Reputation: 842
I have an airflow job which launches a Spark job in one task and the next task extracts the application logs to find the Spark job application ID. I use Xcom push in the spark-submit task and xcom_pull in the next task.
def extract_app_id(**kwargs):
ti = kwargs['ti']
log = ti.xcom_pull(task_ids='submit_spark_job')
log_str = str(log)
logger.info("Xcom pulled str log %s",log_str)
app_id = re.search(r'application_\d+_\d+', str(log))
spark_submit_task = SparkSubmitOperator(
name=f"{job_name}",
task_id="submit_spark_job",
conn_id="spark3",
conf=conf,
java_class="Application",
application=f"{jar_path}{jar_file}",
do_xcom_push=True,
application_args=application_args,
execution_timeout=timedelta(minutes=5)
)
extract_app_id_task = PythonOperator(
task_id='extract_app_id',
python_callable=extract_app_id,
provide_context=True,
trigger_rule=TriggerRule.ALL_DONE
)
spark_submit_task >> extract_app_id_task
The issue is that the spark_submit_task
successfully launches the spark job and the logs are printing the spark application ID like the below is from the actual log:
4/06/14 22:37:37 INFO Client: Application report for application_1718047116285_4363 (state: RUNNING)

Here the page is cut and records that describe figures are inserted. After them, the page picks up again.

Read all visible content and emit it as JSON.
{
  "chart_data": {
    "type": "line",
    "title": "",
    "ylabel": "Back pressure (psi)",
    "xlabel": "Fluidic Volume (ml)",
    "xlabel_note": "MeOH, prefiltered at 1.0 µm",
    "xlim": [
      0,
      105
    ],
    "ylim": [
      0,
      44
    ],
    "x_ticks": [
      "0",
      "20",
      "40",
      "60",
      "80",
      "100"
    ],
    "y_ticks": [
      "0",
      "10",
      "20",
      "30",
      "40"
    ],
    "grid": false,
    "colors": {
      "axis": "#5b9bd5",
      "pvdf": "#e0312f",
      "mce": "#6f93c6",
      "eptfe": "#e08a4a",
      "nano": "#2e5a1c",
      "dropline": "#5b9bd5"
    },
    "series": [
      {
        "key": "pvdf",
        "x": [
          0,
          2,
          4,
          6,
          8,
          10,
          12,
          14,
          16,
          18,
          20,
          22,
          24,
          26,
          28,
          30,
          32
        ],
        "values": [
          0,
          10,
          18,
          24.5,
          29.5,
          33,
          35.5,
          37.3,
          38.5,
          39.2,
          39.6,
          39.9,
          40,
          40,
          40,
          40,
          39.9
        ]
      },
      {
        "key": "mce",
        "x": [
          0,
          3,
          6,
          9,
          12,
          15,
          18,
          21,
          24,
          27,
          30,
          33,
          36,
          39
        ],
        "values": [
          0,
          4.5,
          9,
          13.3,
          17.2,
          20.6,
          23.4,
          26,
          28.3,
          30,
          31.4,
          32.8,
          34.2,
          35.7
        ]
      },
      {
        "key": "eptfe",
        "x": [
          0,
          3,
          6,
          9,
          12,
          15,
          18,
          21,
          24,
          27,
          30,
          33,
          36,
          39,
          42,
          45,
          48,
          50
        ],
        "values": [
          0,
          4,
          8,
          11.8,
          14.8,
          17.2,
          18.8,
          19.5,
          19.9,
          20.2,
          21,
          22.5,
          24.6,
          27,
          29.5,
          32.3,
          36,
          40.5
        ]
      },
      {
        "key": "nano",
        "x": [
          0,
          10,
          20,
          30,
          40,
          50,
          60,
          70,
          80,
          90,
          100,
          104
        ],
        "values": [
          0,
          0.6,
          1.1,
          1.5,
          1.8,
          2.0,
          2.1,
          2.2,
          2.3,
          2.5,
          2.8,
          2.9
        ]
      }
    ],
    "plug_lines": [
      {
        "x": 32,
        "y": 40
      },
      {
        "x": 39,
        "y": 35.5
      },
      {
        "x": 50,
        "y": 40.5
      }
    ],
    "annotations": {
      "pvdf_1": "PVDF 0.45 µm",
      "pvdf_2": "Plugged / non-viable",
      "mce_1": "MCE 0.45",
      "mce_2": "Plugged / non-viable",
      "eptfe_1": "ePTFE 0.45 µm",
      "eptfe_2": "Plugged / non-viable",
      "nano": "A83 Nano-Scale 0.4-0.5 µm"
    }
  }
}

Identified spark driver id: application_1718047116285_4363
But the xcom_pull
always returns null
even though the spark job is successfully launched.
I use Python 3
and Airflow 2.0.0
.
Upvotes: 0
Views: 244
Reputation: 130
I believe the idea is that the SparkSubmitOperator does not return any XCOM by default. Based on my experience, there is always a simple check to verify what return value is specified at the end of the execute method of the operator in the source code. So, I looked into it, and there is no return statement, only a hook that will spin up a job with the required configuration: https://github.com/apache/airflow/blob/providers-apache-spark/4.7.1/airflow/providers/apache/spark/operators/spark_submit.py#L30
For example, to compare, the AthenaQueryOperator will return a QueryExecutionID when the query processing is finished. See: https://github.com/apache/airflow/blob/providers-amazon/8.21.0/airflow/providers/amazon/aws/operators/athena.py#L181
With that in mind, I assume you might try to customize the existing operator if needed or decide on an alternative approach
Upvotes: 1